Leonard Burman, the director of the Urban Institute-Brookings Institution Tax Policy Center, still thought that the tax could be politically viable.
"Economics 101 tells us that it doesn't matter whether the seller or buyer writes the check to the Treasury: The after-tax price facing seller and buyer is the same," he said, "but politically, having insurers 'pay' the tax may avoid a major political problem."
The tax has some potential to survive. House Democratic leaders have signaled privately that they could accept it, so long as they can explain that consumers wouldn't end up paying for it.
Another idea, approved by the Senate Health, Education, Labor and Pensions Committee, is to impose a fee on most employers who don't offer employees coverage or who pay less than 60 percent of their employees' monthly premiums.

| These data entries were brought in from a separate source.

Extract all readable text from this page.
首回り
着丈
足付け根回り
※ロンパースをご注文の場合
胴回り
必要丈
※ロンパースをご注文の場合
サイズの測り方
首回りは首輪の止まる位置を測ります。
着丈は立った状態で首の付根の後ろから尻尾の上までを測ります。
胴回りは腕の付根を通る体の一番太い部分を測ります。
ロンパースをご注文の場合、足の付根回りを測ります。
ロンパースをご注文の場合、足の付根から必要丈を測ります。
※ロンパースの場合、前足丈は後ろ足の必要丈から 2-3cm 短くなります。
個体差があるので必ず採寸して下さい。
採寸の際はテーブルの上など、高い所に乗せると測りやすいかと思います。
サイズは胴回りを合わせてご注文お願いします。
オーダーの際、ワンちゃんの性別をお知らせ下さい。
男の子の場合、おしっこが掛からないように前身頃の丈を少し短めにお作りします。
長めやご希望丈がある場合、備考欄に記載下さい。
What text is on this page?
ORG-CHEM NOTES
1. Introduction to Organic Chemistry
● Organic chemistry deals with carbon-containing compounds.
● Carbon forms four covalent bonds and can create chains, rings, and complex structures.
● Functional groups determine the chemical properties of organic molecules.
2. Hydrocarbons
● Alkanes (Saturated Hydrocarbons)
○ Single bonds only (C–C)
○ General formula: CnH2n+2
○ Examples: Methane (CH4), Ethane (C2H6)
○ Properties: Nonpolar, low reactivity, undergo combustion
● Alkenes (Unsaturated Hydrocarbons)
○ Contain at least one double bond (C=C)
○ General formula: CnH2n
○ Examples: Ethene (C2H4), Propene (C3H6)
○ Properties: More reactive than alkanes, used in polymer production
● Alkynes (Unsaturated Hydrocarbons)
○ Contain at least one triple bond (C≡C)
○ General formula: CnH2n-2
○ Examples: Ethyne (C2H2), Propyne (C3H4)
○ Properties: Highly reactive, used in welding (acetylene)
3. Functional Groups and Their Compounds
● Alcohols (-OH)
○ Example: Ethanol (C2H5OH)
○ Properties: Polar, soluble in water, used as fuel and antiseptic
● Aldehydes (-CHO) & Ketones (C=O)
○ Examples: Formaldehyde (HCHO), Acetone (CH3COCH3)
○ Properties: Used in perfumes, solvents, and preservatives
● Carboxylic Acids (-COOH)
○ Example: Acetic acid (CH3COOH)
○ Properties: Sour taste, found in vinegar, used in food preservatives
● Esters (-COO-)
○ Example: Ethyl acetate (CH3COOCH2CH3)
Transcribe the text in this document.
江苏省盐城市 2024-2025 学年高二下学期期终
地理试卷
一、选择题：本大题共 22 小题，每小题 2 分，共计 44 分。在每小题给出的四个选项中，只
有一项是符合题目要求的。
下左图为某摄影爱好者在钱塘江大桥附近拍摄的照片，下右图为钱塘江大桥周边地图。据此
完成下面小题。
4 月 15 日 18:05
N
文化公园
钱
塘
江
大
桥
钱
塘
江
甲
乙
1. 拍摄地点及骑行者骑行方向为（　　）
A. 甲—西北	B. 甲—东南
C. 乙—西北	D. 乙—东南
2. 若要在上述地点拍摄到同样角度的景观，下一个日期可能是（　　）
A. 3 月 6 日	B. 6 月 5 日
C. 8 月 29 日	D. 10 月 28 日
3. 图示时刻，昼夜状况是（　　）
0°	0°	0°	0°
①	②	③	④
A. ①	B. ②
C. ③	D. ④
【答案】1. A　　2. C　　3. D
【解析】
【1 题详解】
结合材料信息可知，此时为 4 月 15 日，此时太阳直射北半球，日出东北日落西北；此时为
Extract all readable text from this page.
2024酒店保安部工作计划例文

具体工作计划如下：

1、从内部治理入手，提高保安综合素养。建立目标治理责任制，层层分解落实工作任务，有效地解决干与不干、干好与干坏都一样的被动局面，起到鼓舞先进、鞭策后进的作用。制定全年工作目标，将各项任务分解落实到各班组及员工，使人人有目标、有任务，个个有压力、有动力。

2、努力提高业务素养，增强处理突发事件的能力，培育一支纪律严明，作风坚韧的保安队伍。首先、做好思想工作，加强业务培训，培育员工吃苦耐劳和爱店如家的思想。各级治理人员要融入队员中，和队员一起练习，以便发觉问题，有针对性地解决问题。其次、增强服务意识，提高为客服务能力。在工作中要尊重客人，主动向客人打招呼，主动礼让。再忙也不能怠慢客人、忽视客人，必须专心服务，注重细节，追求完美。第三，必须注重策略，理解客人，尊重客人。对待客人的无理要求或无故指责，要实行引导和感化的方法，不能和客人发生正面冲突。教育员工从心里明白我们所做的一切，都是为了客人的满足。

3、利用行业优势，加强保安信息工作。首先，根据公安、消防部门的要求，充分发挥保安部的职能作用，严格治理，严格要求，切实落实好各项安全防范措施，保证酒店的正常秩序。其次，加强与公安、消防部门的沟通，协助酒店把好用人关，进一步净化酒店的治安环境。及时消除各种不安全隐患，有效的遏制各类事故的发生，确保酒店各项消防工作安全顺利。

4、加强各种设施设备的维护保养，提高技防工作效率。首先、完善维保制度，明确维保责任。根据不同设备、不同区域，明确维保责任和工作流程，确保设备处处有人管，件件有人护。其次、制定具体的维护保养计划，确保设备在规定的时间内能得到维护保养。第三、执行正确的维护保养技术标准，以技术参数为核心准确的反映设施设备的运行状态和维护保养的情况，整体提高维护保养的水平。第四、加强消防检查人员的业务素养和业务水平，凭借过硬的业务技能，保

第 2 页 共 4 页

The fee would be $750 per full-time employee and $375 per part-time employee, but it isn't seen as the ultimate answer for revenue-raising, since it's estimated to generate only about $52 billion over 10 years.
The key to any successful tax increase, Democratic Senate leaders said, is that the public must be able to see results.
"Of course, any taxes are not popular, but the current health care system is not popular either," said Senate Assistant Majority Leader Richard Durbin, D-Ill. If lawmakers can show how the taxes are helping to make the system better, he said, it could be an easier sell.